Usually in this column I write about my strategies to get more exercise and eat healthy. But another piece of the puzzle for me as I journey toward improved health and fitness is being happy with myself. So this week, I have a slightly different topic to address, and that is clothing.
For most of my life, I wore clothes to cover myself up, because I was unhappy with myself and how I looked. I thought I could hide under baggy and poorly fitting clothes, and I didn’t put a whole lot of thought into my appearance.
If you know me, you’ll know that my appearance still isn’t my top priority. (I mean, seriously, who has time?) However, I have been taking more care with the clothes I select, with the aim of liking what I see in the mirror.
My friends and family have all heard me rave about a television show that has helped me a lot in this respect. Called, “How to Look Good Naked,” the premise of the show is self-love, self-acceptance, and maximizing your assets.
There are two versions of the show, which can be viewed on Hulu: one is British, and the other is American. I think the British version is better, although both are good.
Here’s how it works. For each episode, a woman who hates her appearance is chosen. These women are all shapes and sizes; some are overweight, and others are not. But the thing they have in common is that they hate the way they look. Some have not stripped down, even in front of husbands or life partners, for years.
Through a series of interesting exercises designed to help these women see what other people see (which is not the grotesque monster these women imagine they look like), the show’s participants come to recognize that the negative self-images they hold are not reality. The culmination of the program is that the women do a (tasteful) nude photo shoot.
Part of the process for them is to go shopping for clothes with a stylist, who knows how to make the most of each woman’s body type, and to downplay “problem areas.”
So if a woman has a pear shape, like I do, there are clothes she can wear that accentuate the waistline but downplay the hips. The principle holds true for all body types.
I took the stylist’s advice in choosing my own clothing, and have been doing this for a few years.
My rule for my clothes is this: If I am not in love with an article of clothing, I get rid of it. If a piece of clothing doesn’t fit me exactly the way I want it to, I get rid of it.
I do keep a few pairs of “skinny jeans” that I try on every now and then to see if they fit me now, as my body shape continues to change as I continue to work out. But if clothes are now too big, I get rid of them. Why?
I don’t want to leave myself an “out.” I don’t want to assume that someday I may need those size 22 pants again. My plan is that I will never need those size 22 pants again, so why keep them around? They are out of my closet.
So now I’ve now got clothes that accent my good features and downplay those features I don’t wish to draw attention to. Again, why?
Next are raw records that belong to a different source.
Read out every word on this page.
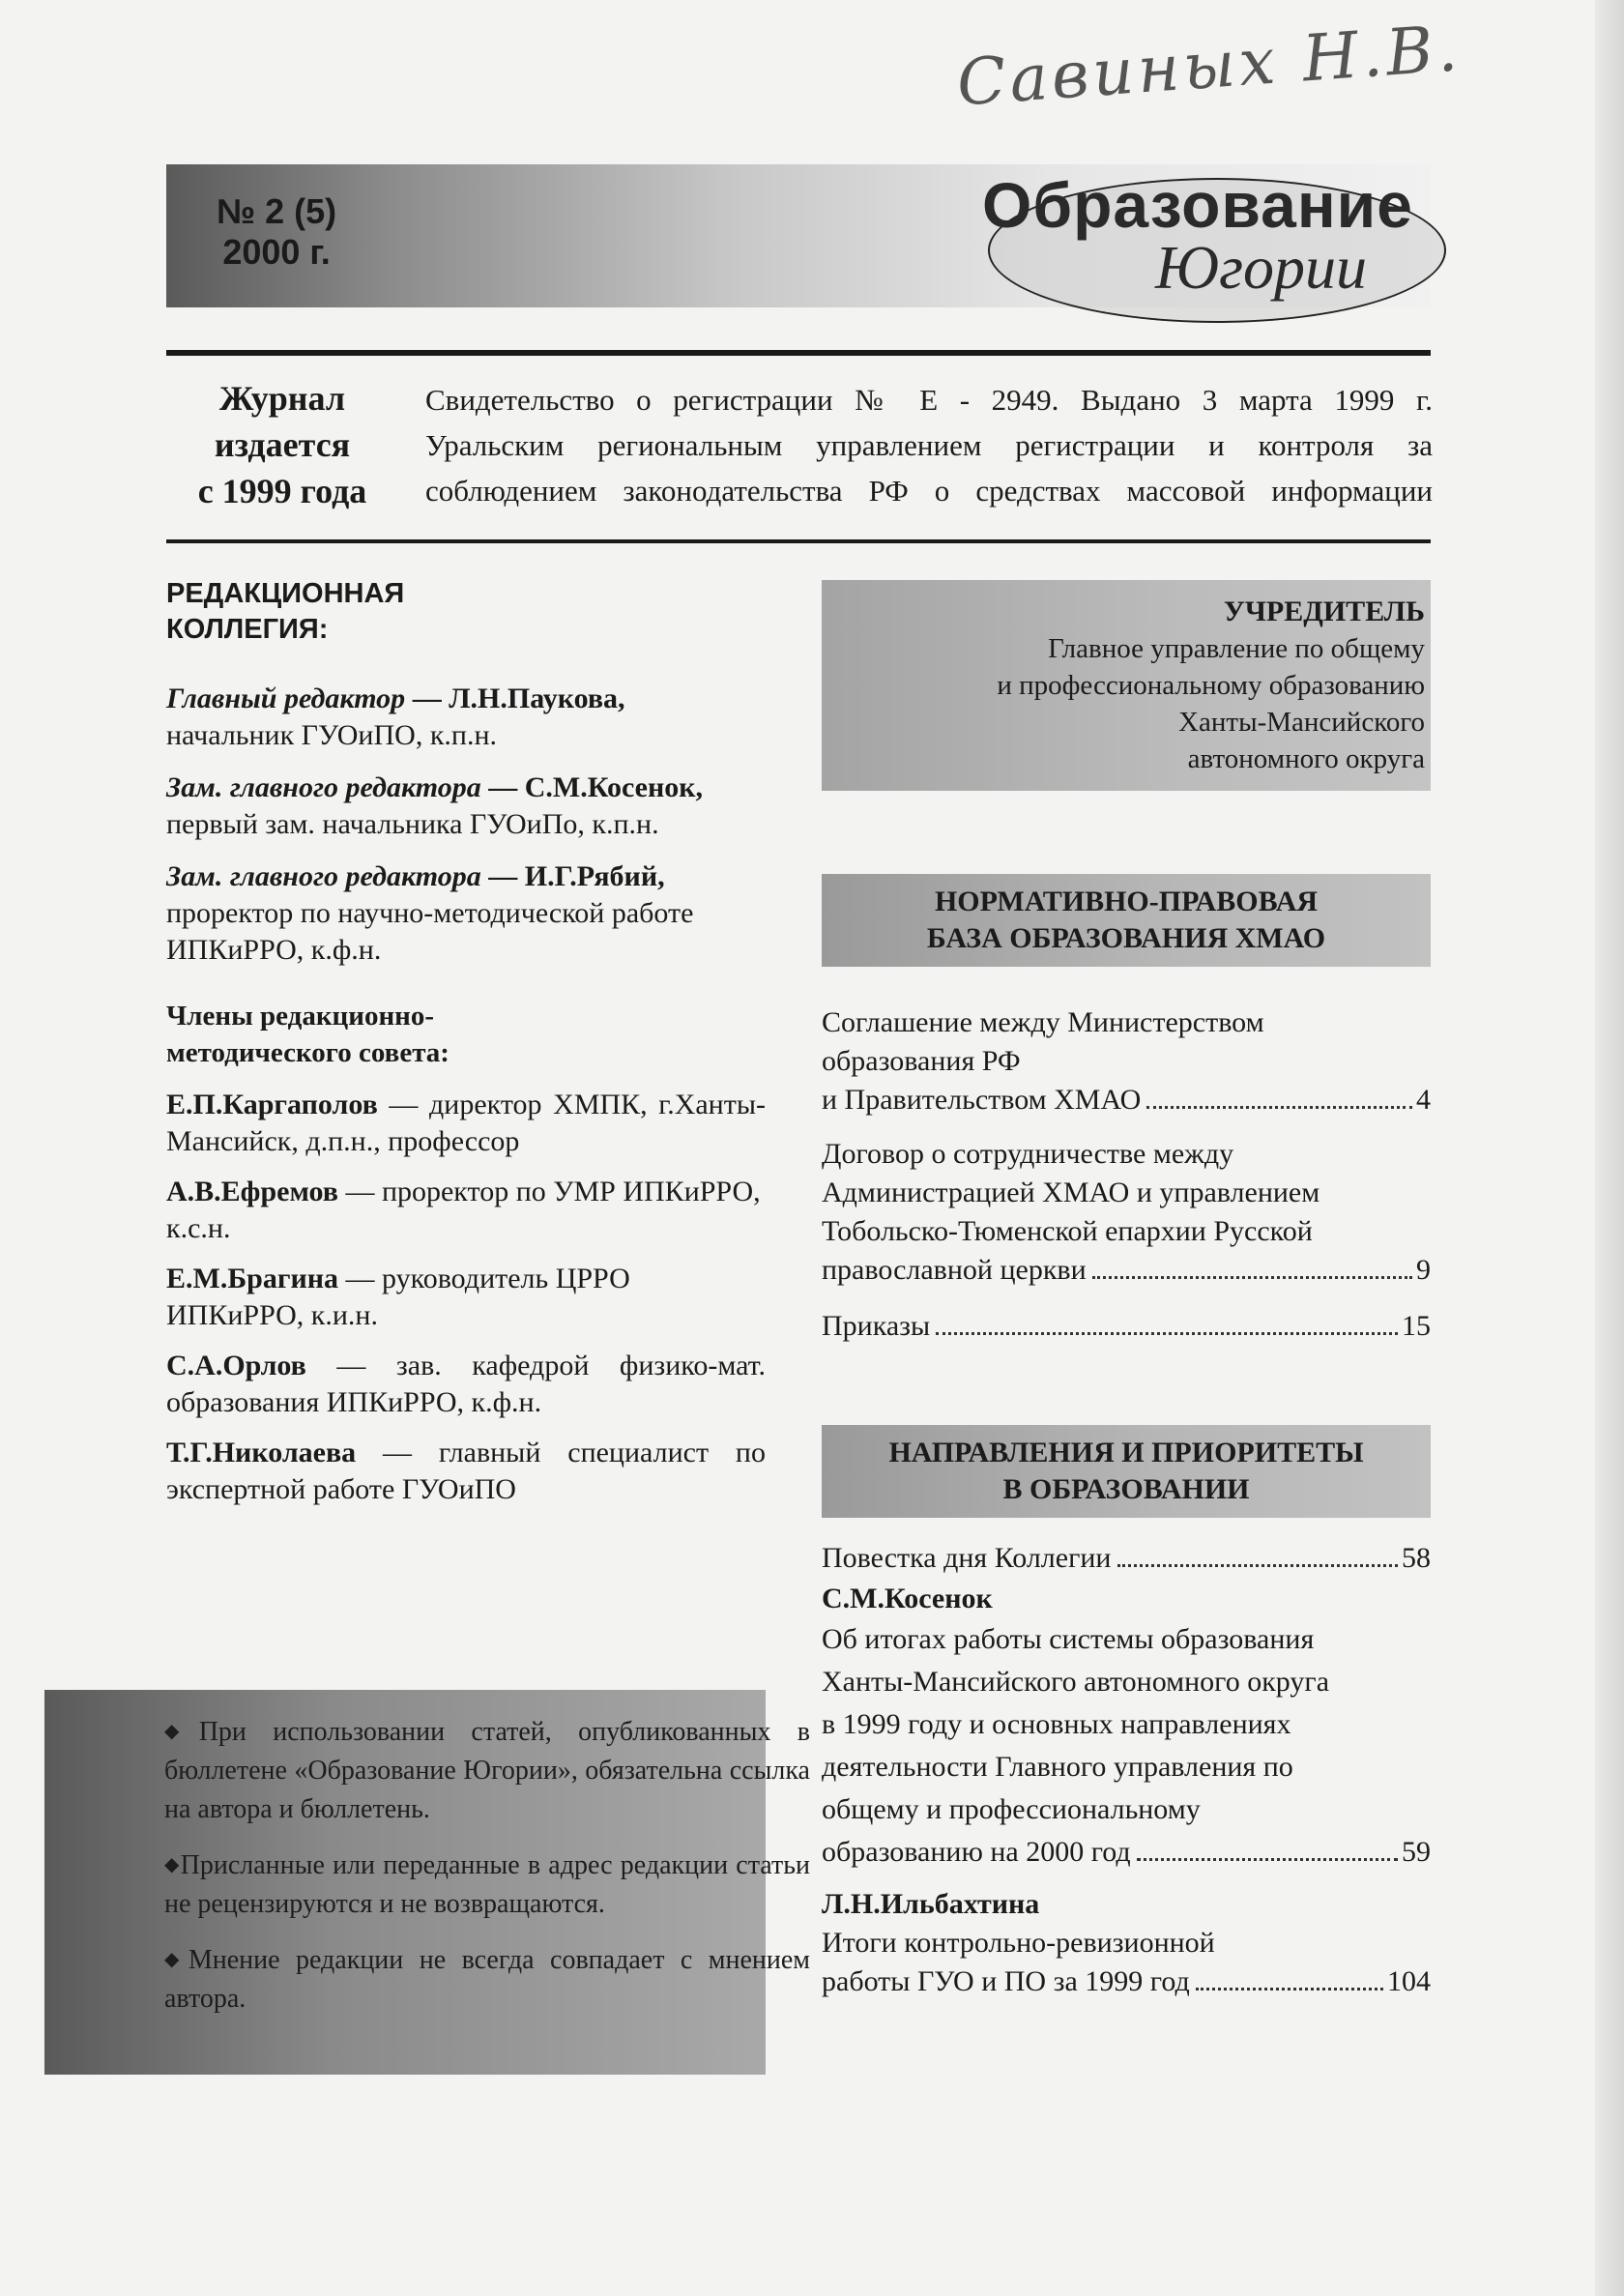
Савиных Н.В.
№ 2 (5)
2000 г.
Образование
Югории
Журнал
издается
с 1999 года
Свидетельство о регистрации № Е - 2949. Выдано 3 марта 1999 г.
Уральским региональным управлением регистрации и контроля за
соблюдением законодательства РФ о средствах массовой информации
РЕДАКЦИОННАЯ
КОЛЛЕГИЯ:
Главный редактор — Л.Н.Паукова,
начальник ГУОиПО, к.п.н.
Зам. главного редактора — С.М.Косенок,
первый зам. начальника ГУОиПо, к.п.н.
Зам. главного редактора — И.Г.Рябий,
проректор по научно-методической работе
ИПКиРРО, к.ф.н.
Члены редакционно-
методического совета:
Е.П.Каргаполов — директор ХМПК, г.Ханты-Мансийск, д.п.н., профессор
А.В.Ефремов — проректор по УМР ИПКиРРО, к.с.н.
Е.М.Брагина — руководитель ЦРРО ИПКиРРО, к.и.н.
С.А.Орлов — зав. кафедрой физико-мат. образования ИПКиРРО, к.ф.н.
Т.Г.Николаева — главный специалист по экспертной работе ГУОиПО

◆При использовании статей, опубликованных в бюллетене «Образование Югории», обязательна ссылка на автора и бюллетень.

◆Присланные или переданные в адрес редакции статьи не рецензируются и не возвращаются.

◆Мнение редакции не всегда совпадает с мнением автора.

УЧРЕДИТЕЛЬ
Главное управление по общему
и профессиональному образованию
Ханты-Мансийского
автономного округа
НОРМАТИВНО-ПРАВОВАЯ
БАЗА ОБРАЗОВАНИЯ ХМАО
Соглашение между Министерством
образования РФ
и Правительством ХМАО	4
Договор о сотрудничестве между
Администрацией ХМАО и управлением
Тобольско-Тюменской епархии Русской
православной церкви	9
Приказы	15
НАПРАВЛЕНИЯ И ПРИОРИТЕТЫ
В ОБРАЗОВАНИИ
Повестка дня Коллегии	58
С.М.Косенок
Об итогах работы системы образования
Ханты-Мансийского автономного округа
в 1999 году и основных направлениях
деятельности Главного управления по
общему и профессиональному
образованию на 2000 год	59
Л.Н.Ильбахтина
Итоги контрольно-ревизионной
работы ГУО и ПО за 1999 год	104
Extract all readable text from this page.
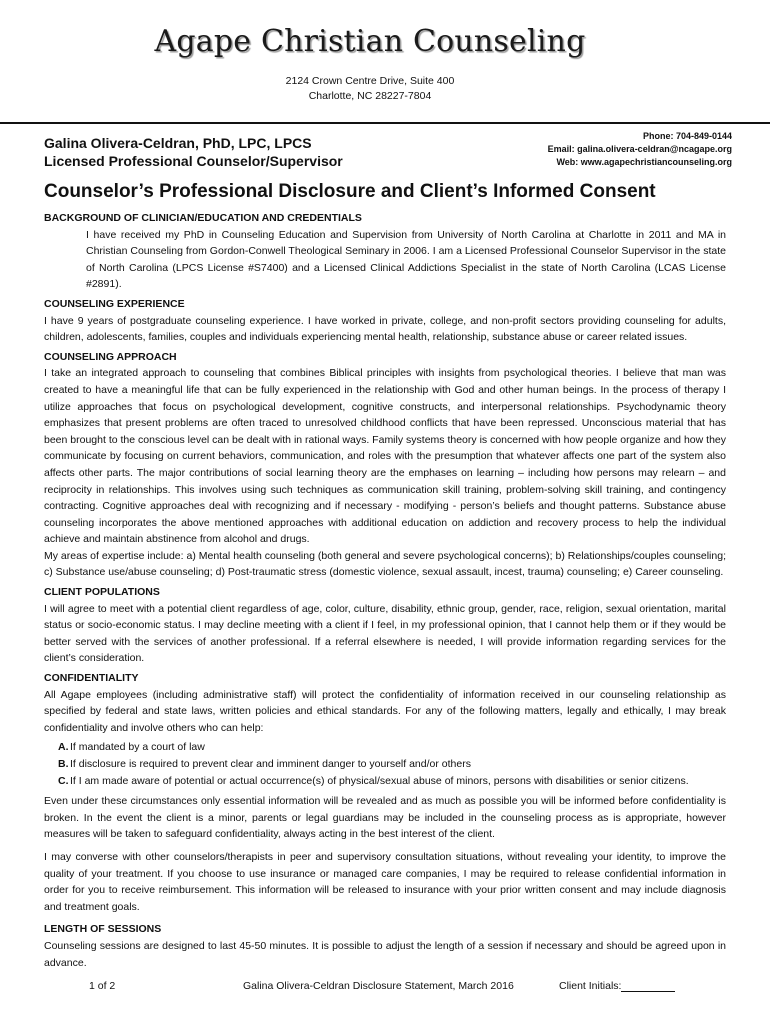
Agape Christian Counseling
2124 Crown Centre Drive, Suite 400
Charlotte, NC 28227-7804
Galina Olivera-Celdran, PhD, LPC, LPCS
Licensed Professional Counselor/Supervisor
Phone: 704-849-0144
Email: galina.olivera-celdran@ncagape.org
Web: www.agapechristiancounseling.org
Counselor’s Professional Disclosure and Client’s Informed Consent
BACKGROUND OF CLINICIAN/EDUCATION AND CREDENTIALS
I have received my PhD in Counseling Education and Supervision from University of North Carolina at Charlotte in 2011 and MA in Christian Counseling from Gordon-Conwell Theological Seminary in 2006. I am a Licensed Professional Counselor Supervisor in the state of North Carolina (LPCS License #S7400) and a Licensed Clinical Addictions Specialist in the state of North Carolina (LCAS License #2891).
COUNSELING EXPERIENCE
I have 9 years of postgraduate counseling experience. I have worked in private, college, and non-profit sectors providing counseling for adults, children, adolescents, families, couples and individuals experiencing mental health, relationship, substance abuse or career related issues.
COUNSELING APPROACH
I take an integrated approach to counseling that combines Biblical principles with insights from psychological theories. I believe that man was created to have a meaningful life that can be fully experienced in the relationship with God and other human beings. In the process of therapy I utilize approaches that focus on psychological development, cognitive constructs, and interpersonal relationships. Psychodynamic theory emphasizes that present problems are often traced to unresolved childhood conflicts that have been repressed. Unconscious material that has been brought to the conscious level can be dealt with in rational ways. Family systems theory is concerned with how people organize and how they communicate by focusing on current behaviors, communication, and roles with the presumption that whatever affects one part of the system also affects other parts. The major contributions of social learning theory are the emphases on learning – including how persons may relearn – and reciprocity in relationships. This involves using such techniques as communication skill training, problem-solving skill training, and contingency contracting. Cognitive approaches deal with recognizing and if necessary - modifying - person’s beliefs and thought patterns. Substance abuse counseling incorporates the above mentioned approaches with additional education on addiction and recovery process to help the individual achieve and maintain abstinence from alcohol and drugs.
My areas of expertise include: a) Mental health counseling (both general and severe psychological concerns); b) Relationships/couples counseling; c) Substance use/abuse counseling; d) Post-traumatic stress (domestic violence, sexual assault, incest, trauma) counseling; e) Career counseling.
CLIENT POPULATIONS
I will agree to meet with a potential client regardless of age, color, culture, disability, ethnic group, gender, race, religion, sexual orientation, marital status or socio-economic status. I may decline meeting with a client if I feel, in my professional opinion, that I cannot help them or if they would be better served with the services of another professional. If a referral elsewhere is needed, I will provide information regarding services for the client’s consideration.
CONFIDENTIALITY
All Agape employees (including administrative staff) will protect the confidentiality of information received in our counseling relationship as specified by federal and state laws, written policies and ethical standards. For any of the following matters, legally and ethically, I may break confidentiality and involve others who can help:
A. If mandated by a court of law
B. If disclosure is required to prevent clear and imminent danger to yourself and/or others
C. If I am made aware of potential or actual occurrence(s) of physical/sexual abuse of minors, persons with disabilities or senior citizens.
Even under these circumstances only essential information will be revealed and as much as possible you will be informed before confidentiality is broken. In the event the client is a minor, parents or legal guardians may be included in the counseling process as is appropriate, however measures will be taken to safeguard confidentiality, always acting in the best interest of the client.
I may converse with other counselors/therapists in peer and supervisory consultation situations, without revealing your identity, to improve the quality of your treatment. If you choose to use insurance or managed care companies, I may be required to release confidential information in order for you to receive reimbursement. This information will be released to insurance with your prior written consent and may include diagnosis and treatment goals.
LENGTH OF SESSIONS
Counseling sessions are designed to last 45-50 minutes. It is possible to adjust the length of a session if necessary and should be agreed upon in advance.
1 of 2	Galina Olivera-Celdran Disclosure Statement, March 2016	Client Initials:
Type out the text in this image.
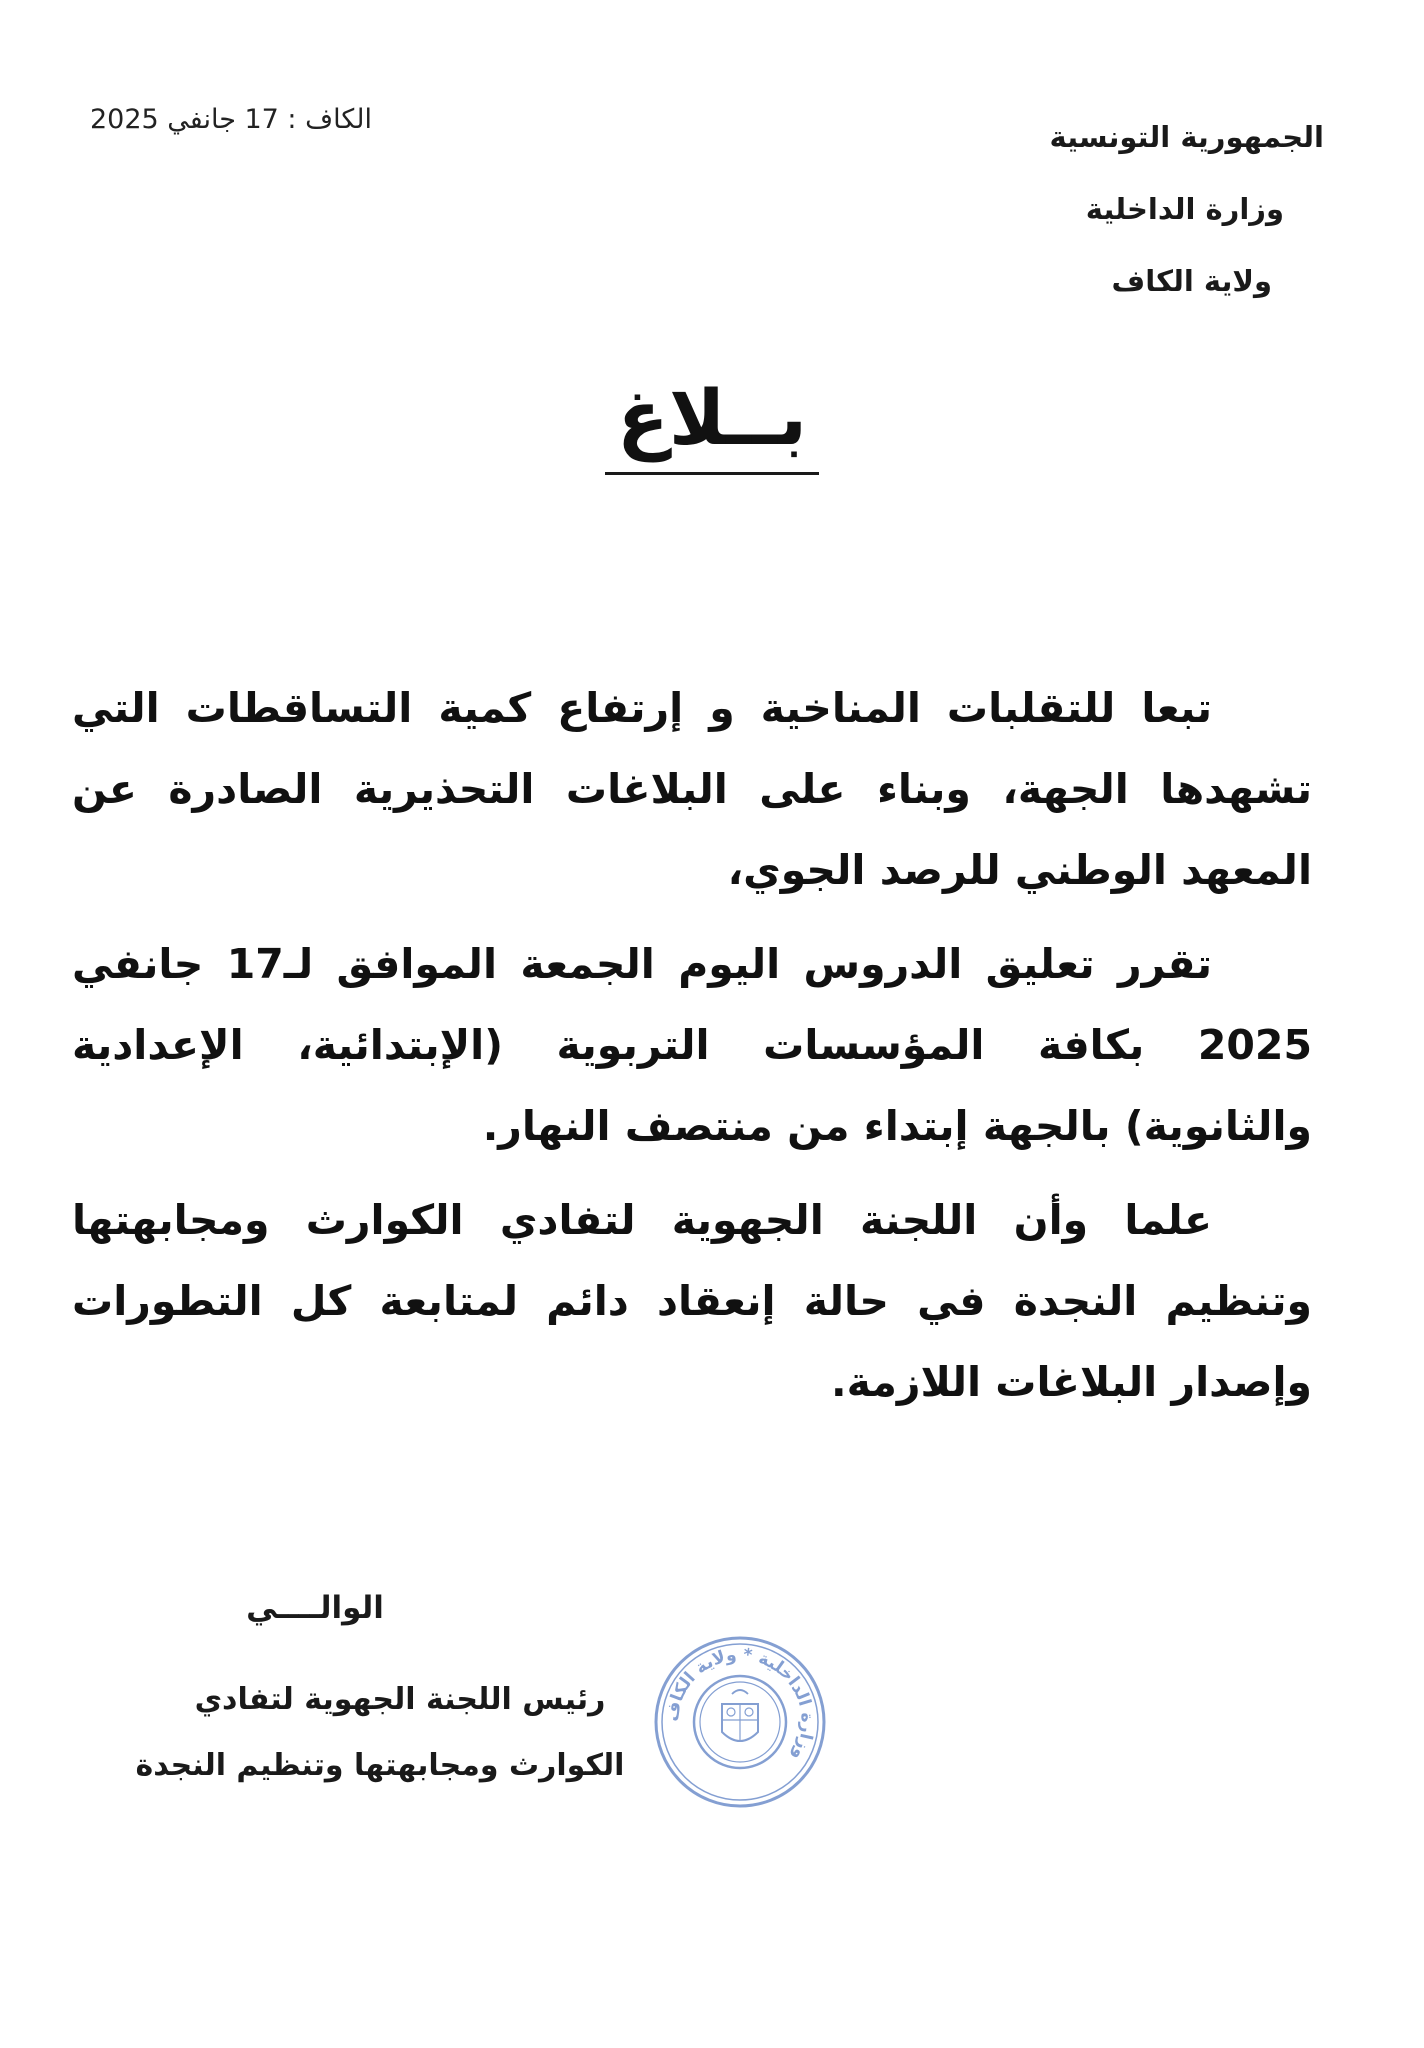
الكاف : 17 جانفي 2025
الجمهورية التونسية
وزارة الداخلية
ولاية الكاف
بــلاغ
تبعا للتقلبات المناخية و إرتفاع كمية التساقطات التي تشهدها الجهة، وبناء على البلاغات التحذيرية الصادرة عن المعهد الوطني للرصد الجوي،
تقرر تعليق الدروس اليوم الجمعة الموافق لـ17 جانفي 2025 بكافة المؤسسات التربوية (الإبتدائية، الإعدادية والثانوية) بالجهة إبتداء من منتصف النهار.
علما وأن اللجنة الجهوية لتفادي الكوارث ومجابهتها وتنظيم النجدة في حالة إنعقاد دائم لمتابعة كل التطورات وإصدار البلاغات اللازمة.
الوالــــي
رئيس اللجنة الجهوية لتفادي
الكوارث ومجابهتها وتنظيم النجدة
وزارة الداخلية * ولاية الكاف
If you’re like me, you are used to trying on clothes and having that be a stressful occasion. I used to pick up some giant pair of pants, thinking they would be way too big, only to find out they were too small. I have cried in dressing rooms more than once. Does that sound familiar to you? In moving toward health and fitness, I am working on the whole package: my emotional health and my physical health. I do not want to cry in a dressing room.
To try on clothes that flatter my figure makes me feel good. Simple as that. And when I look in the mirror and like what I see, I feel good. Who doesn’t?
The other day I tried on an outfit that I really liked. I actually had to send a photo to my daughter to ask her if I really looked as good as I thought I did! My family has a long-standing joke about “fashion consulting” because my style tends to be colorful and maybe not always matching. So when my kids lived at home, they would occasionally stop me and say, “Mom, you need some fashion consulting. Don’t wear that!” But this time, my daughter agreed with me: I looked good.
My looks, like my weight, are not really what my journey is all about. My goal is physical fitness. But fundamentally, taking care of myself is about loving myself. It’s hard to get motivated when you look in the mirror and hate what you see, so that’s why for me, it all goes together. When I like what I see, it makes everything I do to get healthy just a little bit easier.